Trouble with reproducible conda environments

Sometimes my conda environments aren’t reproducible and I can’t figure out why. This documents what I’ve tried so far.
python
conda
bug
Published

May 17, 2020

Introduction

I’m having trouble making reproducible conda environments. I’ve posted the question below on Stack Overflow and Reddit but I’ve got nothing. I’m leaving the question here for easy future reference. If I come up with a solution I’ll update this post.

The question

Hi everyone.

I’m really struggling to create a reproducible conda environment. I’ll outline the approach I’ve taken so far and the issue I’ve encountered. I’d appreciate any tips for what I can do to troubleshoot next or resources I could check.

As background, I work on a small team, and want to be able to share a copy of an environment I’ve been using with other members of my team so I can be sure we have identical versions of all the libraries required for our work.

My current workflow is as follows:

  • Write out an environment file with unpinned dependencies and let conda build the environment
name: example_env_build
channels:
    - conda-forge
    - defaults
dependencies:
    - pandas
    - requests

The actual environment has a lot more stuff in it, but that’s the idea

  • I then create the environment with conda env create -f example_env_build.yml
  • I export the environment so that all versions and their dependencies will be pinned with conda env export -n example_env_build --no-builds --file test_export.yml. I added --no-builds because I was finding the certain builds were getting marked as broken and causing issues and getting the version right seemed close enough for my purposes.
  • I edit the test_export.yml file and change the name to example_env and remove the prefix line from the bottom.
  • I build a new environment with this pinned file just to make sure it goes ok, and then share the file with the rest of my team.

This has generally worked well if everyone tries to build the environment relatively quickly after the file is created. However, the whole point of being able to specify a reproducible environment is that I should be able to recreate that environment at any time. Someone on my team recently got a new computer so I was trying to help her set up her environment and ran into a series of conflicts. To troubleshoot I tried to rebuild the environment on my machine and ran into the same situation.
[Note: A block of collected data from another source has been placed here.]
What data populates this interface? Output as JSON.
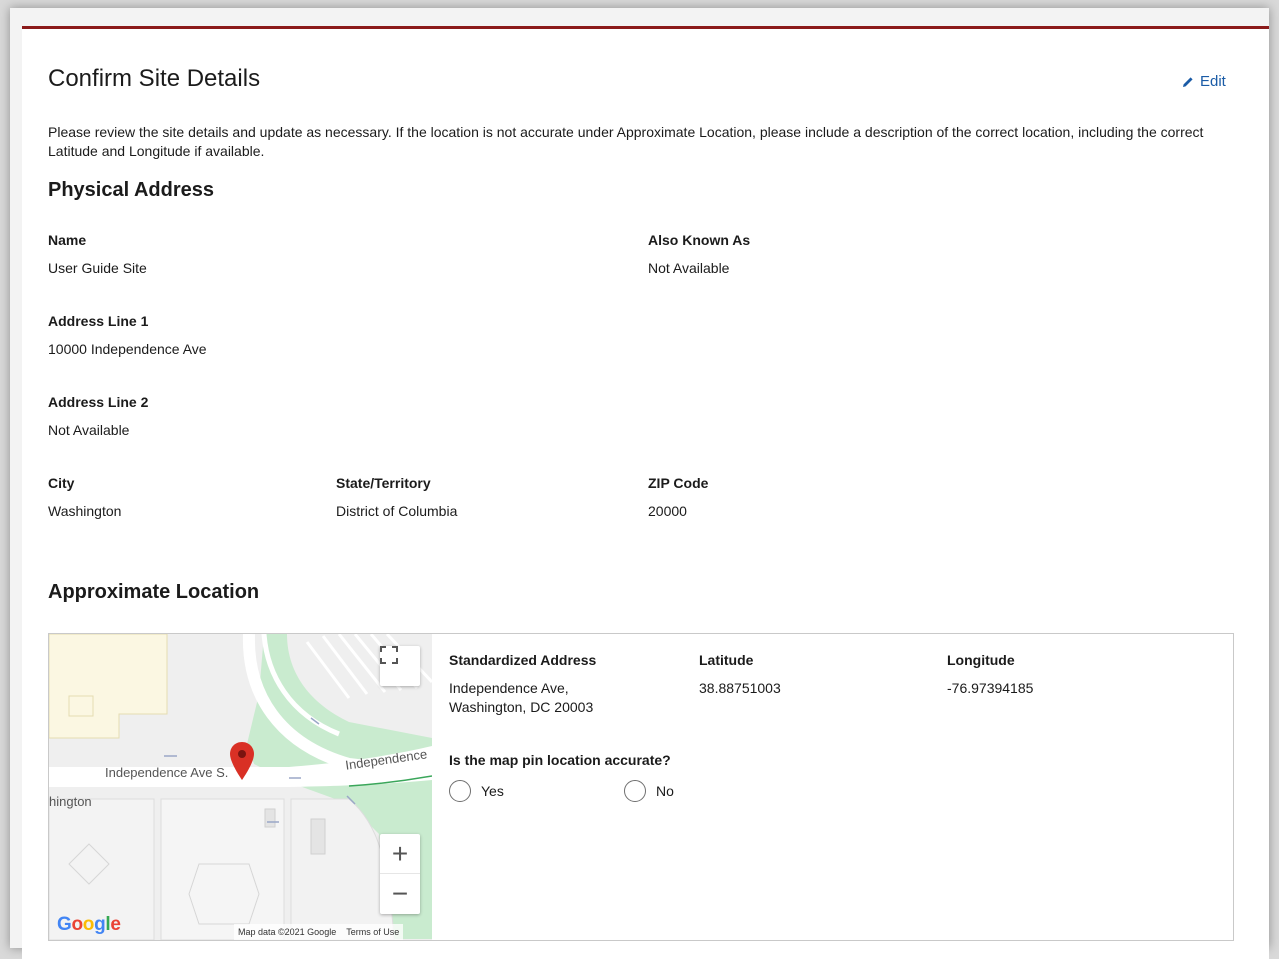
{
  "header": {
    "title": "Confirm Site Details",
    "edit_label": "Edit",
    "intro": "Please review the site details and update as necessary. If the location is not accurate under Approximate Location, please include a description of the correct location, including the correct Latitude and Longitude if available."
  },
  "physical_address": {
    "heading": "Physical Address",
    "fields": {
      "name": {
        "label": "Name",
        "value": "User Guide Site"
      },
      "aka": {
        "label": "Also Known As",
        "value": "Not Available"
      },
      "line1": {
        "label": "Address Line 1",
        "value": "10000 Independence Ave"
      },
      "line2": {
        "label": "Address Line 2",
        "value": "Not Available"
      },
      "city": {
        "label": "City",
        "value": "Washington"
      },
      "state": {
        "label": "State/Territory",
        "value": "District of Columbia"
      },
      "zip": {
        "label": "ZIP Code",
        "value": "20000"
      }
    }
  },
  "approx_location": {
    "heading": "Approximate Location",
    "standardized": {
      "label": "Standardized Address",
      "line1": "Independence Ave,",
      "line2": "Washington, DC 20003"
    },
    "latitude": {
      "label": "Latitude",
      "value": "38.88751003"
    },
    "longitude": {
      "label": "Longitude",
      "value": "-76.97394185"
    },
    "question": "Is the map pin location accurate?",
    "options": [
      "Yes",
      "No"
    ]
  },
  "map": {
    "street_label_1": "Independence Ave S.",
    "street_label_2": "Independence",
    "area_label": "hington",
    "zoom_in": "+",
    "zoom_out": "−",
    "attribution": "Map data ©2021 Google",
    "terms": "Terms of Use",
    "logo_letters": [
      "G",
      "o",
      "o",
      "g",
      "l",
      "e"
    ]
  },
  "colors": {
    "accent_border": "#8b1a1a",
    "link": "#1a5ba6",
    "pin": "#d93025",
    "park": "#bfe6c6"
  }
}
For troubleshooting I did the following: * Clone my environment so I have a backup while I mess around conda create --name example_env_clone --clone example_env * Export the environment conda env export -n example_env --no-builds --file example_env_rebuild.yml * Delete the example environment so I can rebuild it conda env remove --name example_env * Try and recreate the environment I just exported conda env create -f example_env_rebuild.yml

From there I ran into all sorts of version conflicts. I don’t understand this because a) These are all versions being used in a working environment and b) a lot of the “conflicts” don’t seem to be conflicts to me. As an example, here’s one from my current attempt:

Package phik conflicts for:
phik=0.9.10
pandas-profiling=2.4.0 -> phik[version='>=0.9.8']

I picked that one basically at random but there are tons like that. As I read it I’m trying to install phik 0.9.10, and pandas-profiling requires >=0.9.8, which 0.9.10 satisfies.

I’m at my wits end here. I’ve read a million “how to manage conda environments” guides (For example this, this, and this) along with the conda environment management docs. All of them seem to indicate what I’m doing should work perfectly fine, but my team and I constantly run into issues.

Has anyone had a similar experience? Is there something I’m missing, or a resource I could consult? I’d greatly appreciate any pointers.